The Green Field II Capital cat bond will provide reinsurance protection through a risk transfer contract with Swiss Re, and ultimately to cedent Groupama, on a per-occurrence basis against losses from French windstorms over a 3.5 year risk period. The notes are exposed to French windstorm risks on an industry loss and per-occurrence basis, with the trigger being a PERILS AG industry loss index.
When the deal was launched it had a single tranche of Series 2013-1 Class A notes with a preliminary size of €150m. The transaction has clearly been popular, perhaps as it offers a true diversifier and a non-U.S. peril, and investors look set to help Groupama upsize the deal by almost 87% to €280m.
At the same time as increasing in size the price guidance has been reduced right down to the lower end of the original range.

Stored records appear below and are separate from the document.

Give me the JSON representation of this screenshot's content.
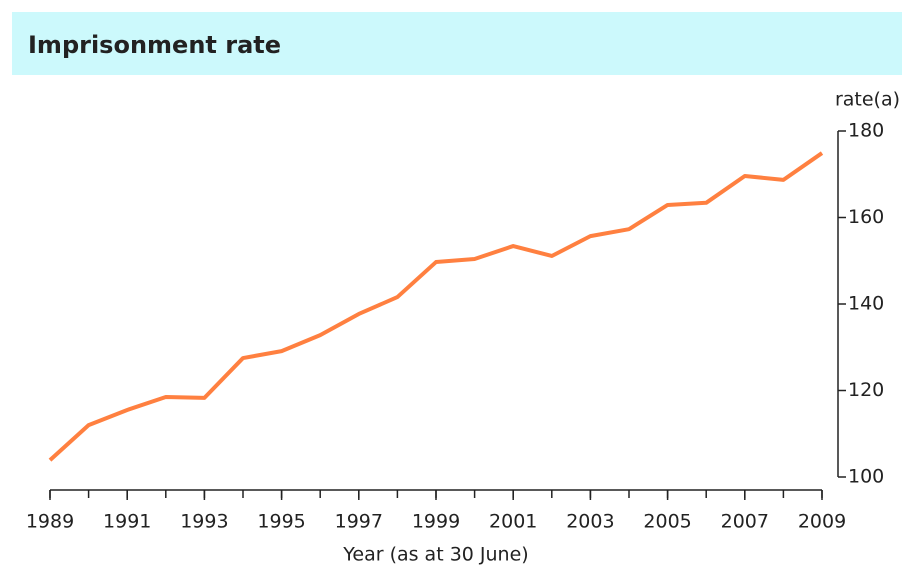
{
  "chart_data": {
    "type": "line",
    "title": "Imprisonment rate",
    "y_label": "rate(a)",
    "x_label": "Year (as at 30 June)",
    "x": [
      1989,
      1990,
      1991,
      1992,
      1993,
      1994,
      1995,
      1996,
      1997,
      1998,
      1999,
      2000,
      2001,
      2002,
      2003,
      2004,
      2005,
      2006,
      2007,
      2008,
      2009
    ],
    "series": [
      {
        "name": "Imprisonment rate",
        "color": "#ff8040",
        "values": [
          103.9,
          112,
          115.5,
          118.5,
          118.3,
          127.5,
          129.1,
          132.8,
          137.7,
          141.6,
          149.7,
          150.4,
          153.4,
          151.1,
          155.7,
          157.3,
          162.9,
          163.4,
          169.6,
          168.7,
          174.9
        ]
      }
    ],
    "xlim": [
      1989,
      2009
    ],
    "xticks": [
      1989,
      1991,
      1993,
      1995,
      1997,
      1999,
      2001,
      2003,
      2005,
      2007,
      2009
    ],
    "ylim": [
      100,
      180
    ],
    "yticks": [
      100,
      120,
      140,
      160,
      180
    ],
    "y_axis_side": "right",
    "grid": false
  }
}
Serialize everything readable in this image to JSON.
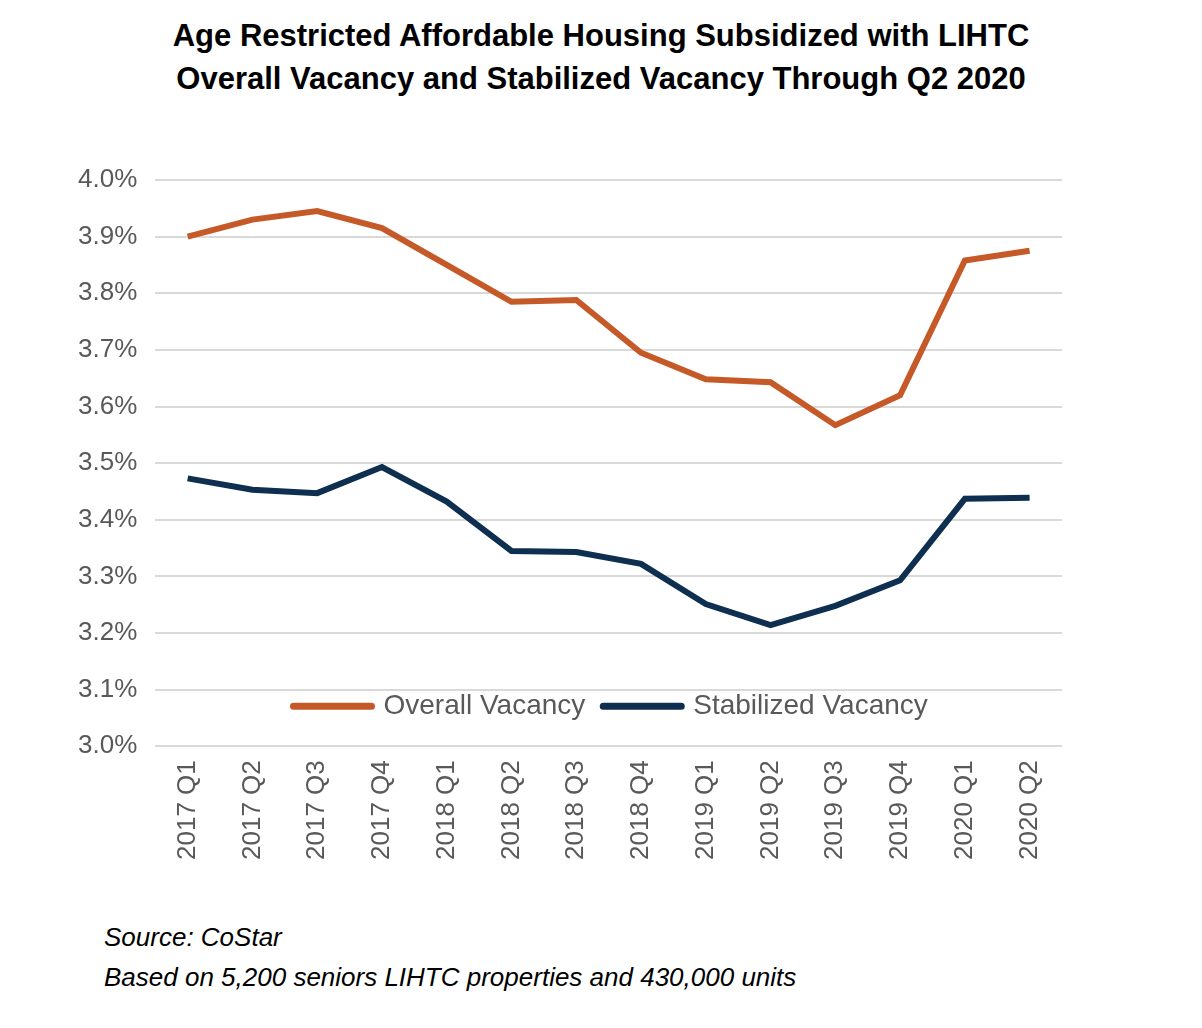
{
  "chart_data": {
    "type": "line",
    "title": "Age Restricted Affordable Housing Subsidized with LIHTC",
    "subtitle": "Overall Vacancy and Stabilized Vacancy Through Q2 2020",
    "annotations": [
      "Source: CoStar",
      "Based on 5,200 seniors LIHTC properties and 430,000 units"
    ],
    "categories": [
      "2017 Q1",
      "2017 Q2",
      "2017 Q3",
      "2017 Q4",
      "2018 Q1",
      "2018 Q2",
      "2018 Q3",
      "2018 Q4",
      "2019 Q1",
      "2019 Q2",
      "2019 Q3",
      "2019 Q4",
      "2020 Q1",
      "2020 Q2"
    ],
    "series": [
      {
        "name": "Overall Vacancy",
        "color": "#c55a28",
        "values": [
          3.9,
          3.93,
          3.945,
          3.915,
          3.85,
          3.785,
          3.788,
          3.695,
          3.648,
          3.643,
          3.567,
          3.62,
          3.858,
          3.875
        ]
      },
      {
        "name": "Stabilized Vacancy",
        "color": "#0e2f4f",
        "values": [
          3.473,
          3.453,
          3.447,
          3.493,
          3.432,
          3.345,
          3.343,
          3.322,
          3.251,
          3.214,
          3.248,
          3.293,
          3.437,
          3.439
        ]
      }
    ],
    "ylim": [
      3.0,
      4.0
    ],
    "yticks": [
      {
        "value": 3.0,
        "label": "3.0%"
      },
      {
        "value": 3.1,
        "label": "3.1%"
      },
      {
        "value": 3.2,
        "label": "3.2%"
      },
      {
        "value": 3.3,
        "label": "3.3%"
      },
      {
        "value": 3.4,
        "label": "3.4%"
      },
      {
        "value": 3.5,
        "label": "3.5%"
      },
      {
        "value": 3.6,
        "label": "3.6%"
      },
      {
        "value": 3.7,
        "label": "3.7%"
      },
      {
        "value": 3.8,
        "label": "3.8%"
      },
      {
        "value": 3.9,
        "label": "3.9%"
      },
      {
        "value": 4.0,
        "label": "4.0%"
      }
    ],
    "grid": true,
    "legend": "bottom"
  }
}
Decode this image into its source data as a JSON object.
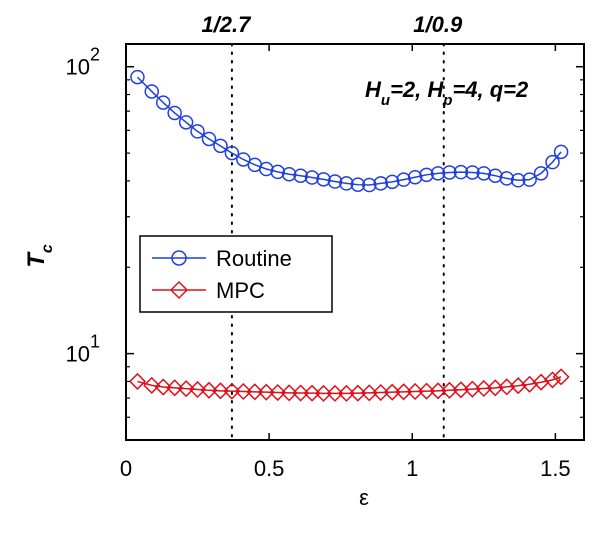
{
  "chart_data": {
    "type": "line",
    "title": "",
    "xlabel": "ε",
    "ylabel_main": "T",
    "ylabel_sub": "c",
    "xlim": [
      0,
      1.6
    ],
    "ylim": [
      5,
      120
    ],
    "yscale": "log",
    "x_ticks": [
      {
        "value": 0,
        "label": "0"
      },
      {
        "value": 0.5,
        "label": "0.5"
      },
      {
        "value": 1,
        "label": "1"
      },
      {
        "value": 1.5,
        "label": "1.5"
      }
    ],
    "y_ticks": [
      {
        "value": 10,
        "base": "10",
        "exp": "1"
      },
      {
        "value": 100,
        "base": "10",
        "exp": "2"
      }
    ],
    "top_labels": [
      {
        "value": 0.37,
        "label": "1/2.7"
      },
      {
        "value": 1.11,
        "label": "1/0.9"
      }
    ],
    "vlines": [
      0.37,
      1.11
    ],
    "annotation": {
      "h_u": "H",
      "h_u_sub": "u",
      "h_u_rest": "=2, ",
      "h_p": "H",
      "h_p_sub": "p",
      "h_p_rest": "=4, q=2"
    },
    "legend": {
      "position": "center-left",
      "entries": [
        "Routine",
        "MPC"
      ]
    },
    "x": [
      0.04,
      0.09,
      0.13,
      0.17,
      0.21,
      0.25,
      0.29,
      0.33,
      0.37,
      0.41,
      0.45,
      0.49,
      0.53,
      0.57,
      0.61,
      0.65,
      0.69,
      0.73,
      0.77,
      0.81,
      0.85,
      0.89,
      0.93,
      0.97,
      1.01,
      1.05,
      1.09,
      1.13,
      1.17,
      1.21,
      1.25,
      1.29,
      1.33,
      1.37,
      1.41,
      1.45,
      1.49,
      1.52
    ],
    "series": [
      {
        "name": "Routine",
        "color": "#1f3fe0",
        "marker": "circle",
        "values": [
          92,
          82,
          75,
          69,
          64,
          59.5,
          56,
          53,
          50,
          47.5,
          45.5,
          44,
          43,
          42.2,
          41.7,
          41.1,
          40.5,
          39.8,
          39.2,
          38.8,
          38.7,
          39.2,
          39.7,
          40.4,
          41.2,
          42,
          42.5,
          42.8,
          42.9,
          42.8,
          42.5,
          41.7,
          40.8,
          40.2,
          40.4,
          42.5,
          46.5,
          50.5
        ]
      },
      {
        "name": "MPC",
        "color": "#e0101a",
        "marker": "diamond",
        "values": [
          8.0,
          7.75,
          7.65,
          7.6,
          7.55,
          7.5,
          7.45,
          7.42,
          7.4,
          7.38,
          7.36,
          7.34,
          7.32,
          7.3,
          7.29,
          7.28,
          7.27,
          7.27,
          7.27,
          7.28,
          7.3,
          7.32,
          7.34,
          7.36,
          7.38,
          7.4,
          7.42,
          7.45,
          7.48,
          7.52,
          7.56,
          7.6,
          7.66,
          7.73,
          7.82,
          7.95,
          8.1,
          8.3
        ]
      }
    ]
  }
}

The notes began marketing with a coupon price guidance range of 2.75% to 3.25%, but we understand that to have been reduced to the bottom end and the notes are now being offered with a coupon of 2.75%, an 8.3% drop in pricing from the original mid-point.
The deal will price before the end of this week and is currently due to settle on the 1st July we understand, which does mean that this cat bond will not count towards Q2 and first-half cat bond issuance volume if the settlement date is indeed in July.